Mexico is fast becoming an international business player, and Southern Arizona’s borderlands should be ready to pounce on those economic opportunities, a group of business leaders said Thursday.

Arturo Garino, the mayor of Nogales, Ariz., said some misperceptions about Mexico and the border have managed to cloud the truth: that Mexico is finally emerging as a true economic powerhouse that already has surpassed South Korea and could be Southern Arizona’s best economic hope.

“Everybody north of Nogales looks at Nogales and the border region not as a security threat; they are looking at that area as an economic boost,” Garino said during a luncheon held Thursday by Arizona Forward at the Hilton East Tucson, in a conference room full of business people.

On the Mexican side is the Port of Guaymas, countless Mexican business trucks and Mexico’s new economy, Garino said. He added that Southern Arizona has the Sun Corridor, the Port of Tucson and the revamped Mariposa Port of Entry, which will soon be ready to streamline all the exports from Mexico, creating jobs and pumping money from Nogales to Tucson.

Pedro Valenzuela, director of Import-Export Operations for Offshore Group, said that unlike Arizona, Texas and California wasted no time in capitalizing on Mexico’s growth. He added that in 2012, Texas’ import and export trade with Mexico totaled $194 billion, compared with just $13 billion for Arizona.

Valenzuela, who worked in southern Texas for 10 years before moving to Tucson, said Southern Arizona is at about the same stage where McAllen, Texas, was back then: leery of its violence-worn southern Mexican neighbor, the town of Reynosa in Tamaulipas.

But both neighbor towns decided to set aside their differences, cleaned up and joined forces — much like Southern Arizona and Sonora are beginning to do now — and become business partners, he added.

Now, much of Reynosa’s middle-class trading partners live on the U.S. side, where they pump up McAllen’s economy, Valenzuela said. Both sides have worked and thrived together, he added.

“There is no reason why this region, Nogales and Tucson, cannot have the development that we have seen in McAllen, Laredo and the South Texas region,” Valenzuela said.

Lea Márquez-Peterson, president of the Tucson Hispanic Chamber of Commerce, which works with businesses on both sides of the border, said the trading venture and working with Sonoran and Mexican companies also benefits small businesses in Tucson.

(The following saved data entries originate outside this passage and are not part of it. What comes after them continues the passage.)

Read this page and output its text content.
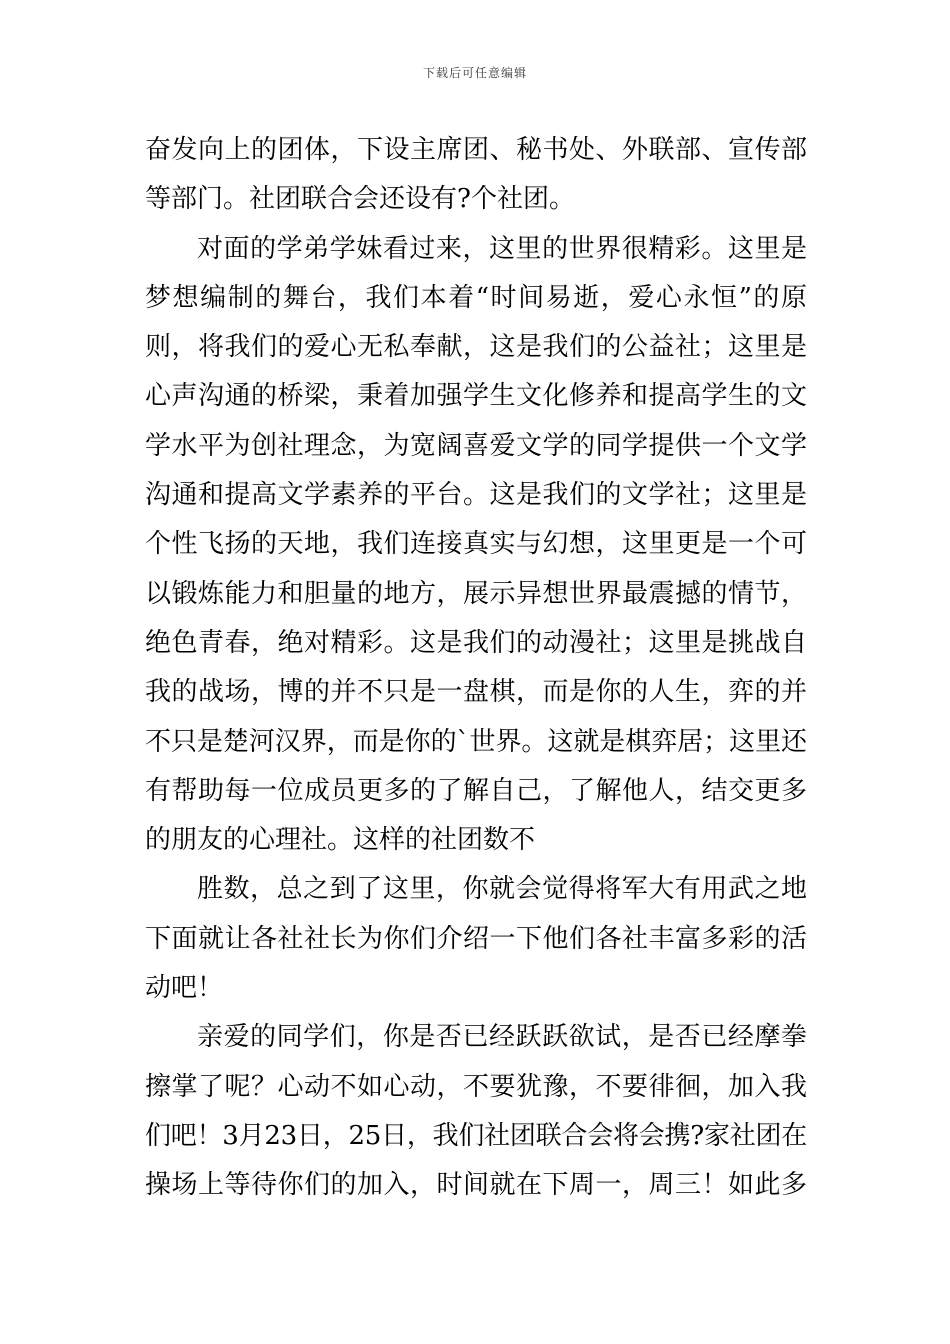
下载后可任意编辑
奋发向上的团体，下设主席团、秘书处、外联部、宣传部
等部门。社团联合会还设有?个社团。
对面的学弟学妹看过来，这里的世界很精彩。这里是
梦想编制的舞台，我们本着“时间易逝，爱心永恒”的原
则，将我们的爱心无私奉献，这是我们的公益社；这里是
心声沟通的桥梁，秉着加强学生文化修养和提高学生的文
学水平为创社理念，为宽阔喜爱文学的同学提供一个文学
沟通和提高文学素养的平台。这是我们的文学社；这里是
个性飞扬的天地，我们连接真实与幻想，这里更是一个可
以锻炼能力和胆量的地方，展示异想世界最震撼的情节，
绝色青春，绝对精彩。这是我们的动漫社；这里是挑战自
我的战场，博的并不只是一盘棋，而是你的人生，弈的并
不只是楚河汉界，而是你的`世界。这就是棋弈居；这里还
有帮助每一位成员更多的了解自己，了解他人，结交更多
的朋友的心理社。这样的社团数不
胜数，总之到了这里，你就会觉得将军大有用武之地
下面就让各社社长为你们介绍一下他们各社丰富多彩的活
动吧！
亲爱的同学们，你是否已经跃跃欲试，是否已经摩拳
擦掌了呢？心动不如心动，不要犹豫，不要徘徊，加入我
们吧！3月23日，25日，我们社团联合会将会携?家社团在
操场上等待你们的加入，时间就在下周一，周三！如此多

John Moffatt, director of strategic planning for Pima County, said he thought Thursday’s panel was a great way to bring Mexico’s and Southern Arizona’s business minds together. He lauded an upcoming directory of Arizona and Sonoran businesses, a joint project by the Tucson Hispanic Chamber of Commerce and the Arizona Daily Star, as a good tool.

Nogales, Ariz., has always been the entryway where most of the produce comes through, Garino said.

But with its enviable geographic location, Southern Arizona could well become a hub for economic trade and thus an international player.

“We should embrace this opportunity and embrace Mexico,” he said. “We don’t have a dark cloud anymore. There is actually a rainbow that comes across from Nogales, Sonora, to Nogales, Arizona.”